The reintroduction of a mere medical understanding of disability does not comply with the UN Convention on the Rights of Persons with Disabilities (UNCRPD) nor with international standards. In this regard, disability is to be defined as the result of specific, and power-infused, ways of normalizing and (ab)normalizing bodies. This reflects the mechanisms through which medical, political and social practices turn individuals into (dis)abled subjects. Defining these political and social dynamics within specific environments can help to identify the contextual challenges people with disabilities have to face daily.

What is to be done?

There are several aspects that need to be addressed, both at the national and European level, to embed the rights of migrants and refugees with disabilities within the current policy landscape. This part of the population, often neglected and forgotten, deserves to be listened to, included and supported.
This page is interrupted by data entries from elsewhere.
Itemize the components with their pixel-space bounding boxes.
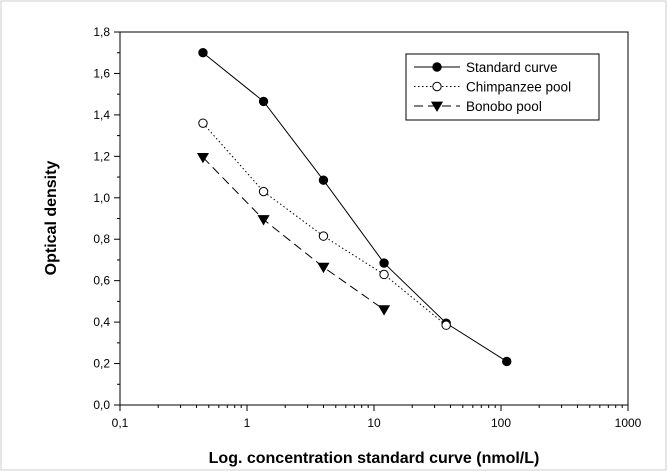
data-point [377,305,391,316]
data-point [318,231,329,241]
y-axis: 0,0 0,2 0,4 0,6 0,8 1,0 1,2 1,4 1,6 1,8 [93,25,120,412]
y-tick-label: 1,6 [93,66,110,80]
legend-label: Bonobo pool [466,99,542,114]
y-tick-label: 0,8 [93,232,110,246]
series-line [202,52,508,362]
data-point [198,48,208,58]
data-point [258,96,269,107]
y-tick-label: 1,8 [93,25,110,39]
x-axis: 0,1 1 10 100 1000 [112,405,642,430]
x-tick-label: 0,1 [112,416,129,430]
legend-label: Standard curve [466,60,558,75]
x-tick-label: 1 [244,416,251,430]
data-point [318,175,329,185]
data-point [258,186,269,197]
y-tick-label: 0,6 [93,274,110,288]
x-axis-title: Log. concentration standard curve (nmol/… [209,450,540,467]
series-layer [196,48,512,367]
y-tick-label: 1,0 [93,191,110,205]
y-tick-label: 0,0 [93,398,110,412]
series-line [202,122,447,326]
y-axis-title: Optical density [43,161,60,276]
data-point [502,356,512,367]
data-point [317,262,330,274]
legend-marker [432,62,442,72]
data-point [379,269,389,280]
data-point [198,118,208,128]
data-point [196,152,210,164]
legend: Standard curve Chimpanzee pool Bonobo pool [405,53,600,121]
x-tick-label: 10 [367,416,381,430]
y-tick-label: 1,2 [93,149,110,163]
data-point [257,215,270,226]
y-tick-label: 0,4 [93,315,110,329]
legend-marker [430,101,444,112]
data-point [379,258,389,268]
legend-label: Chimpanzee pool [466,80,571,95]
legend-marker [432,81,442,92]
y-tick-label: 0,2 [93,357,110,371]
x-tick-label: 100 [491,416,511,430]
series-bonobo-pool [196,152,391,316]
x-tick-label: 1000 [615,416,642,430]
series-line [202,157,385,311]
data-point [441,320,451,330]
series-chimpanzee-pool [198,118,451,330]
y-tick-label: 1,4 [93,108,110,122]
Individuals with disabilities, coming from every background, must be heard and it is every society’s responsibility to guarantee that their agency is assured.

First of all, every person has different needs, stories and prospects for the future, and the data needs to be able to capture and represent this diversity. According to the European Union Agency for Fundamental Rights (FRA), very little information is available on the situation of newly arriving migrants and refugees with disabilities in the EU, resulting in anecdotal data and individual reports. There is the need for formal procedures, trained staff and further support to identify migrants and refugees with disabilities, collect sufficient and systematic data on them, and make sure that this information reaches policy makers. Identification and representation of migrants with disabilities within data is important for adjusting policies, services and environments to everyone’s needs.

Then, it is essential to reframe the narratives surrounding migration and disability. Disability is a fluid concept, and it cannot be used as an unconditional term to create a clear distinction between the so-called ‘dis-abled and able bodies’. Associating disability exclusively with a medical condition is nowadays a risk and, even, a mistake. Disability is proved to be linked to the social and environmental norms which define the world that we live in. These norms can foster the stigmatization and exclusion of people with disabilities, as they are exclusively dictated by the needs of people without disabilities.

These structural and systemic barriers prevent migrants and refugees with disabilities from realising their right to participate in society. Thus, it is extremely important for policy documents, such as the New Pact on Migration and Asylum, to raise awareness on the language surrounding migration and disability to make sure that discrimination is not perpetuated through language. This can be done, for example, through the consultation with people with disabilities and experts who can help reframe the discourse, and support policy makers to implement inclusive documents along with the right wording around migration and disability.

Lastly, with growing global attention to the issues associated with intersectionality, it is important to further investigate the relationship between disability and migration in future international dialogue. As Burns claims: “the intersection of migration process and migrant status plus health and/or disability status restriction/denial of entitlement and access to healthcare systems in Europe have several implications for our understanding of disability and migration”. There is the urgent need to maintain an open-minded approach towards these forms of intersectionality in order to keep the conversation running and make sure that migrants with disabilities are represented and actively included in the European policy landscape. As the international disability community often highlights: “there is nothing about us without us”. In other words, if we want an equal Europe for everyone, it is crucial to guarantee substantive and meaningful dialogue with people with disabilities during the implementation of migration policies.